II. Umwelt und Natur

Die letzten Jahre haben uns mit dem Hochwasser und dem letzten extrem trockenen und heißen Sommer deutlich gezeigt, welche Herausforderungen auf uns im Zuge der Klimakatastrophe zukommen. Unsere Stadt ist gefordert, alles ihr Mögliche zu tun, um zum Klimaschutz beizutragen (siehe Kap. I), sich aber auch auf die schwerwiegenden Änderungen des Klimas einzustellen. Hochwasserschutz und der Umgang mit Wassermangel sind dabei besondere Herausforderungen. Dabei darf die Verbesserung des technischen Hochwasserschutzes nicht alleine im Vordergrund stehen.
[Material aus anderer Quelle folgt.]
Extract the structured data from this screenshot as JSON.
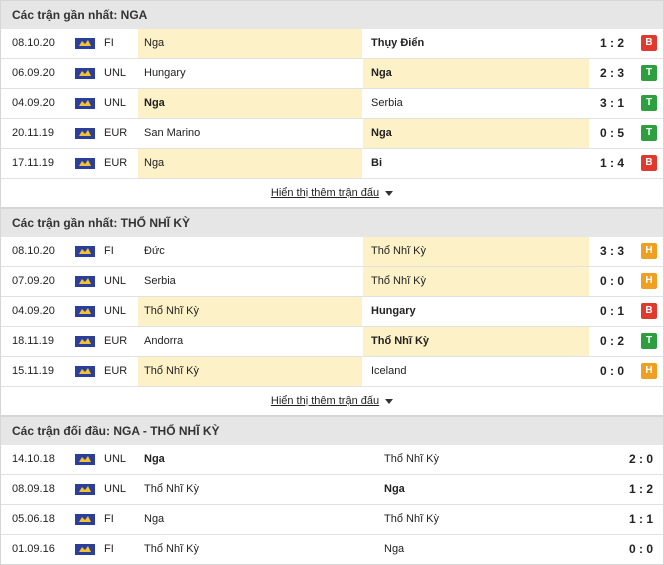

Ein nachhaltiger Hochwasserschutz kann nur erreicht werden, wenn überregional Strategien entwickelt und insbesondere Überflutungsflächen geschaffen werden.

Elbe und Mulde sowie das Biosphärenreservat „Mittlere Elbe“ prägen die einzigartige Kultur- und Naturlandschaft, in der und von der wir leben und die einen Schatz für unsere Stadt darstellen. Diesen wollen wir schützen, aber ebenso als Erholungsraum und für naturnahen Tourismus nutzen. 

Wir Grüne sehen uns aus Überzeugung und aufgrund unserer Parteigeschichte als natürliche Partner der anerkannten Umweltverbände und entsprechender Bürgerinitiativen. Wir werden die örtlichen Aktivitäten und Projekte dieser Gruppierungen dort, wo es uns möglich ist und sinnvoll erscheint, im politischen Raum unterstützen. 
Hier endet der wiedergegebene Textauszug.